Measurement Priorities
Seth Godin asks an excellent question:
Is something important because you measure it, or is it measured because it’s important?
I find that we tend to measure what we can, rather than working toward being able to measure what we should, in large part because some variation of this question is not asked.
I’m going to pick on malware fighting as a case-in-point. Is there lots of nasty malware out there than can really destroy your infrastructure? Absolutely, and as a result, IT and IT Security teams put tremendous effort into detecting and cleaning malware infections.
But how much of that malware actually impacts business, either by affecting the availability of the IT environment or producing a material incident? If your business is like most, then the answer is hardly ever*.
So why does the security industry spend so much money and time (another form of money ) on malware? Because we can. Never mind that the stuff you should be truly worried about if you’re talking about protecting The Business (as opposed to The Infrastructure) is the APT/Custom Malware/Targeted Threat stuff, which is invisible on the anti-virus console?
Because they can.
* While that could be changing thanks to innovations like StuxNet, who honestly thinks that messing their business up is worth burning three 0days? Really? Get over yourself.
In the meantime, you can test this argument in your own environment. Compare the number of pieces of malware you’ve detected and cleaned (versus prevented) versus the number that significantly impacted more than the infected person’s machine.

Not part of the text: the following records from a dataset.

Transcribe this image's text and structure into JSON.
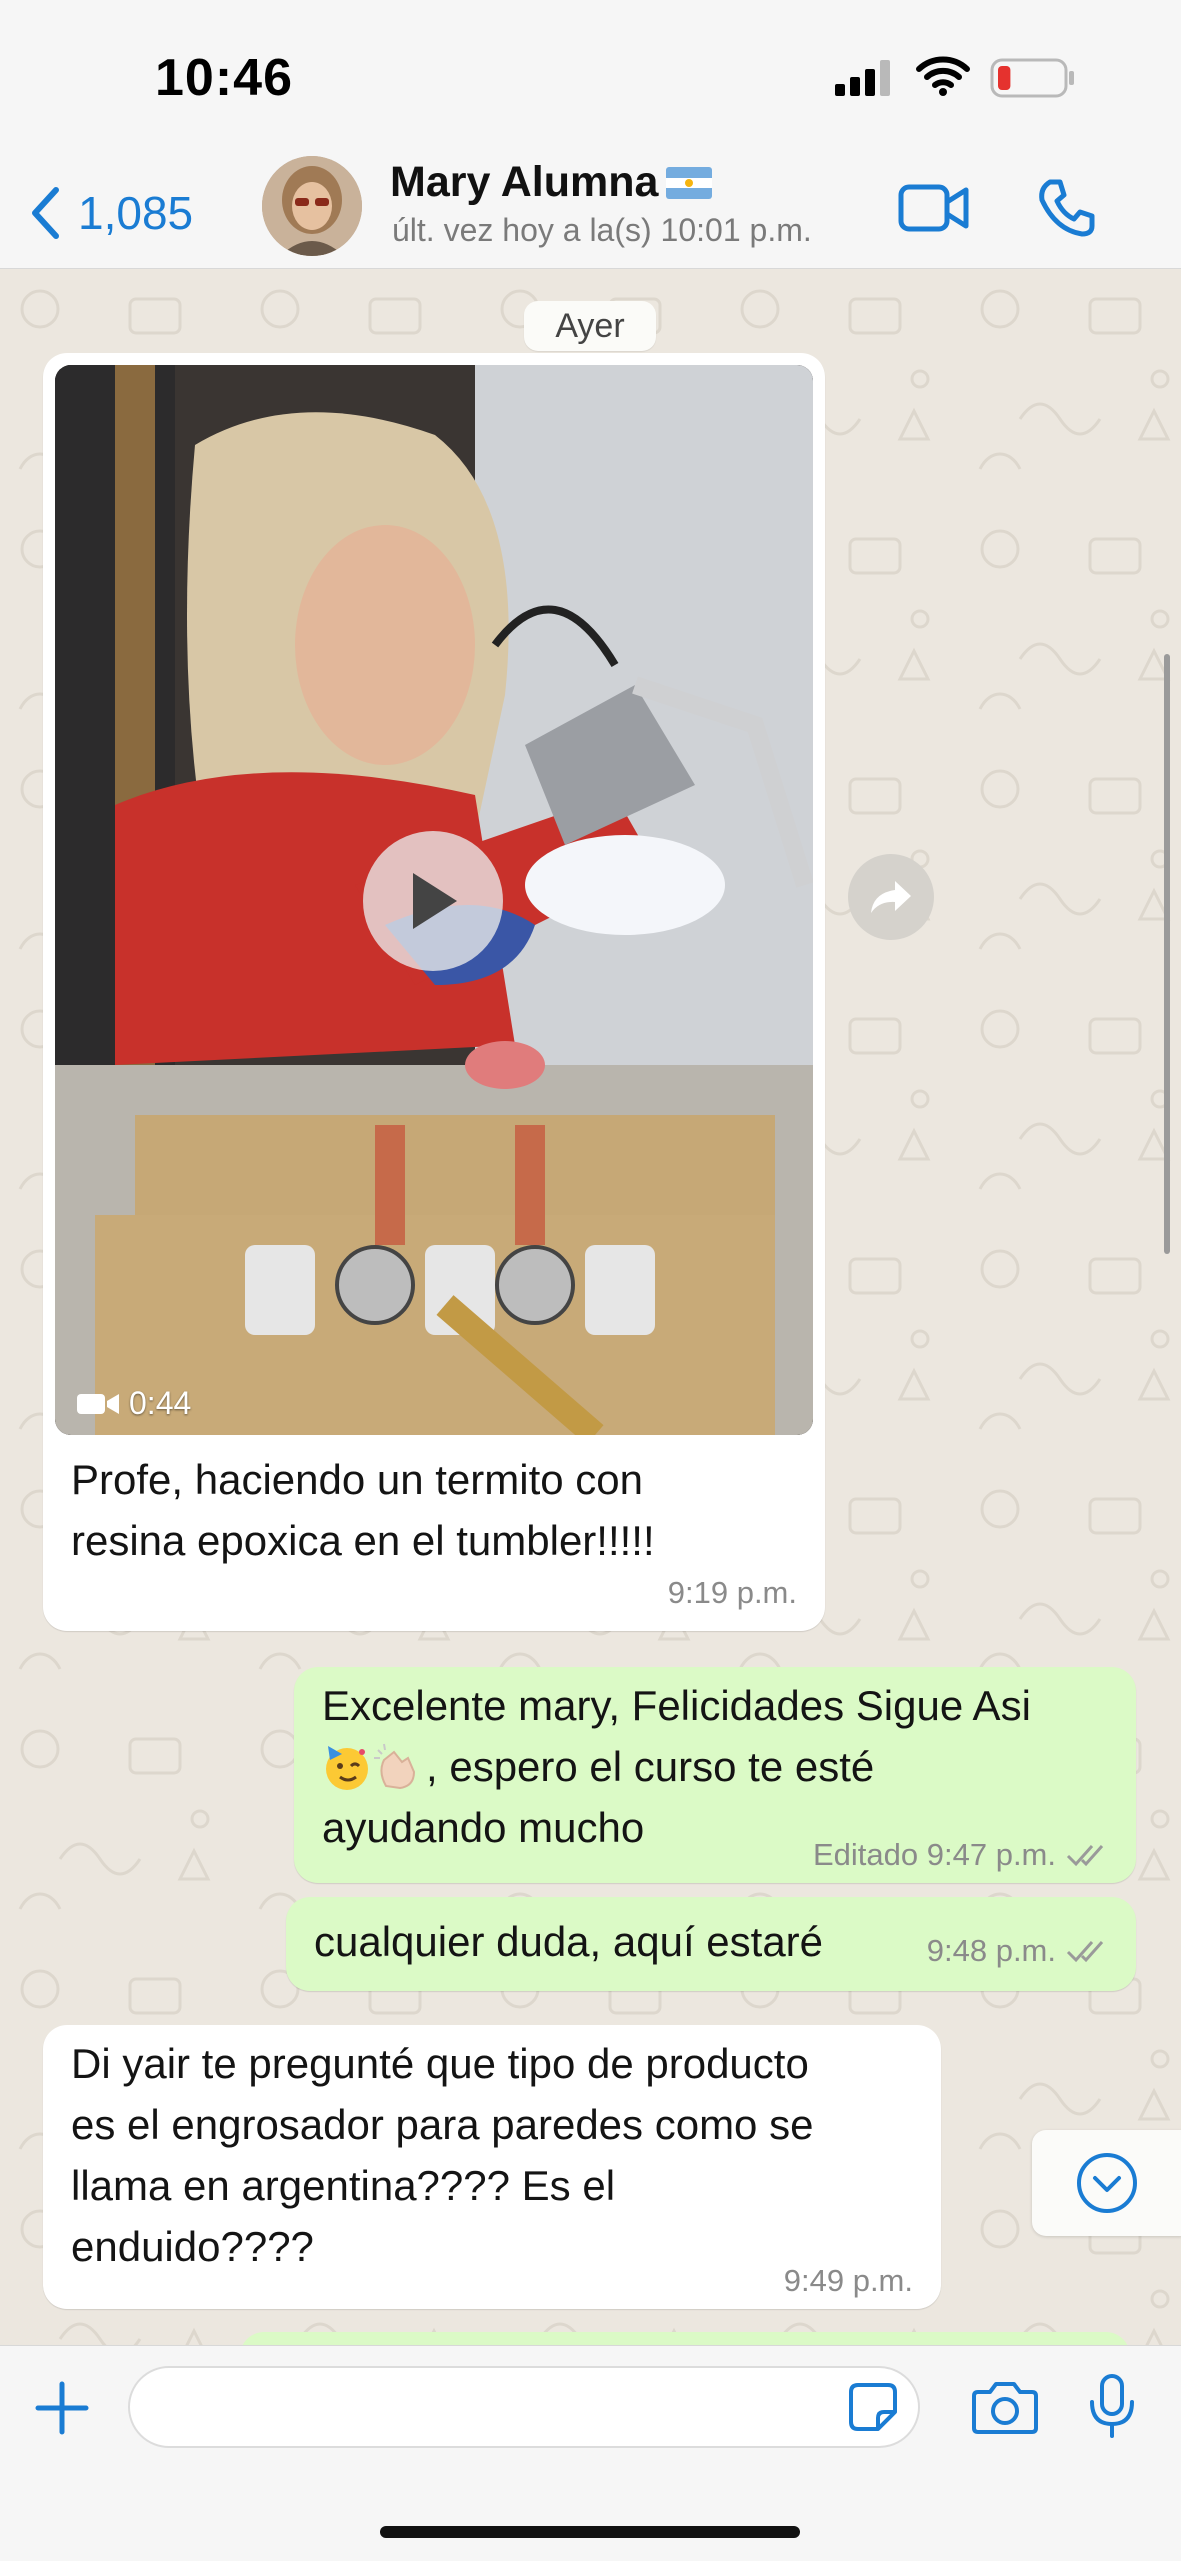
{
  "status_bar": {
    "time": "10:46",
    "battery_level": 0.2
  },
  "header": {
    "back_label": "1,085",
    "contact_name": "Mary Alumna",
    "last_seen": "últ. vez hoy a la(s) 10:01 p.m."
  },
  "chat": {
    "date_divider": "Ayer",
    "messages": [
      {
        "direction": "in",
        "type": "video",
        "duration": "0:44",
        "text_line1": "Profe, haciendo un termito con",
        "text_line2": "resina epoxica en el tumbler!!!!!",
        "time": "9:19 p.m."
      },
      {
        "direction": "out",
        "text_line1": "Excelente mary, Felicidades Sigue Asi",
        "text_line2": ", espero el curso te esté",
        "text_line3": "ayudando mucho",
        "emojis": "🥳👏🏻",
        "time": "Editado 9:47 p.m."
      },
      {
        "direction": "out",
        "text": "cualquier duda, aquí estaré",
        "time": "9:48 p.m."
      },
      {
        "direction": "in",
        "text_line1": "Di yair te pregunté que tipo de producto",
        "text_line2": "es el engrosador para paredes como se",
        "text_line3": "llama en argentina???? Es el",
        "text_line4": "enduido????",
        "time": "9:49 p.m."
      }
    ]
  },
  "composer": {
    "placeholder": ""
  },
  "colors": {
    "accent": "#1a7cd3",
    "outgoing_bubble": "#dbfac6",
    "incoming_bubble": "#ffffff",
    "chat_background": "#ece7df"
  },
  "icons": [
    "signal-icon",
    "wifi-icon",
    "battery-icon",
    "chevron-left-icon",
    "flag-argentina-icon",
    "video-camera-icon",
    "phone-icon",
    "play-icon",
    "video-duration-icon",
    "forward-icon",
    "double-check-icon",
    "chevron-down-icon",
    "plus-icon",
    "sticker-icon",
    "camera-icon",
    "microphone-icon"
  ]
}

We’ve had one in the past year that might meet the disruption test, versus multiple malware cleanup tickets per week (not daily, but it tends to be spiky, so the average is greater than one per day. Still…). It took out a single user who had managed to break his Anti-Virus because either he didn’t like when the full scan ran or it kept stopping him from installing the trojaned, pirated software he’d downloaded–I never quite got a clear answer on this. The infection jammed the mail queue with outbound spam, causing a degradation (but not disruption) of outbound email for a few hours.
Three points make have I!
1. I’m going to pick on your malware case, even though I get the point of your original thesis. 🙂 We’ve been blessed in the last 5 years in terms of malware because they’re not necessarily regularly taking down infrastructure. Go back beyond 5 years, though, and we start talking about worms that would saturate entire Internet links, servers, networks, and systems, maybe even to the point of not being able to clean them confidently enough without a rebuild (data loss?). If we get too anti-anti-malware in security, we’re going to open ourselves back up to history repeating. To me, this is a lot of security: shoring up the possible issues so that we’re not looking like idiots when something reappears that we forgot about just because we’ve not seen it in a while? How much malware still attempts to propagate via the network over network shares or direct connections, and how much of that has been stopped because anti-malware is often packaged with host-based firewalls now?
2. Don’t forget the impact also goes to the IT team that needs to clean up malware issues, which pulls them away most probably from other projects.
3. So what should we be measuring? (Did I just ask that? I don’t mean that in a snarky way; more like a hypothetical…)
Vamp, I thought about that the large-scale worm days of yore and agree it’s been a long time since we saw people getting knocked off line by worms.
The worst of them were all mitigated by patching, though, and that’s something that people either didn’t (don’t) measure or measure dishonestly because it’s too hard to do well at the level which “looks good” as an honest metric.
For example, most larger organizations struggle to achieve 95% or even 90% of critical patches within 30 days. That’s probably adequate to allow response teams to deal with even the super-worms of yore like Code Red, SQL Slammer, et. al., which were all based on months-old vulnerability, but it doesn’t look good when people are being taught to think in terms of “nines”–decimals of 99%.
Part of a good metric, IMHO, is that it has deliberately defined goals or thresholds rather than lazily borrowing old telco availability standards.
As to what we should be measuring, I think it’s the things that are either too hard or not cost-effective to measure (e.g. real losses). Thus, the trick becomes to determine how to reduce the effort of getting there.